Towards Privacy-Aware Causal Inference in Cloud Security: Detecting Hidden Threat Paths in Multi-Cloud Ecosystems
Keywords:
Causal inference, multi-cloud security, hidden threat detection, privacy-aware analytics, CloudTrail, causal graphs, adversarial resilienceAbstract
The growing adoption of multi-cloud ecosystems has revolutionized the delivery of computing resources, offering flexibility, scalability, and resilience. However, this distributed architecture introduces significant challenges for security monitoring, particularly in detecting stealthy or hidden threat paths that traverse across heterogeneous platforms. Traditional rule-based intrusion detection and anomaly detection frameworks often fail to uncover complex interdependencies across cloud services, leaving organizations vulnerable to advanced persistent threats (APTs). This research proposes a privacy-aware causal inference framework designed to detect hidden threat paths in multi-cloud environments by modeling causal dependencies within anonymized or obfuscated logs. The approach leverages graph-based causal reasoning combined with privacy-preserving techniques to balance security observability with user data confidentiality.
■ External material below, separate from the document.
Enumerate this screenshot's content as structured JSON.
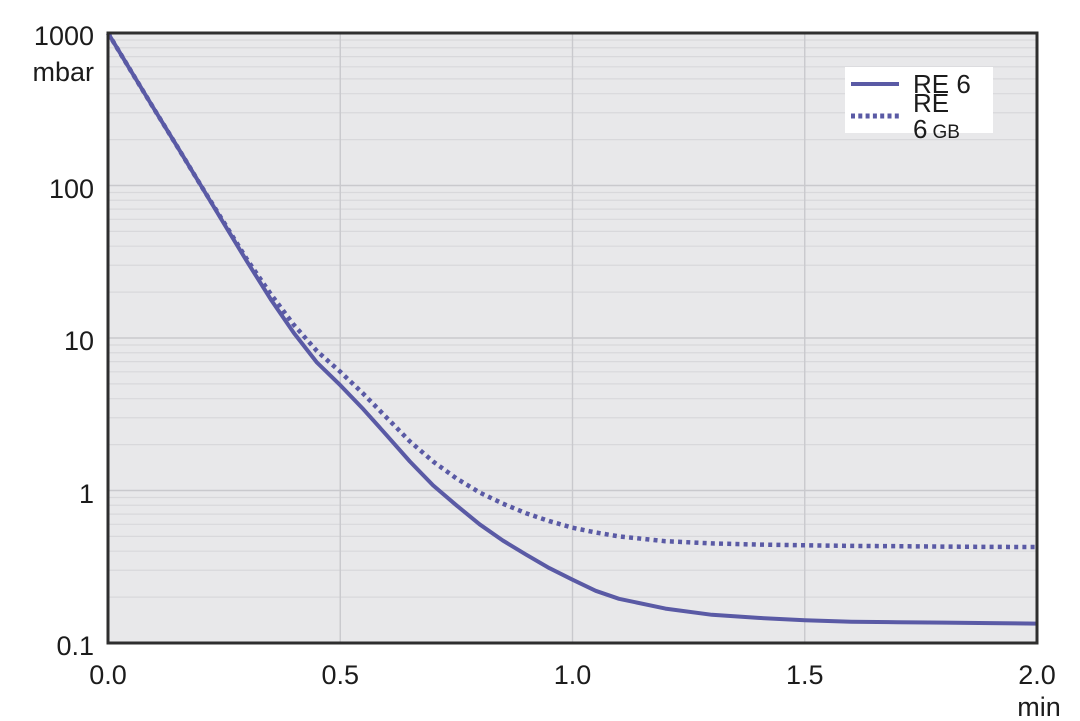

Experimental validation conducted using obfuscated CloudTrail and Azure Activity logs demonstrates that the proposed method achieves high detection accuracy while reducing the risk of privacy leakage. Comparative results against conventional anomaly detection methods reveal superior performance in terms of precision, recall, and explainability. The findings highlight the potential of privacy-aware causal inference to transform cloud security by enabling transparent, robust, and accountable threat detection in complex, distributed infrastructures.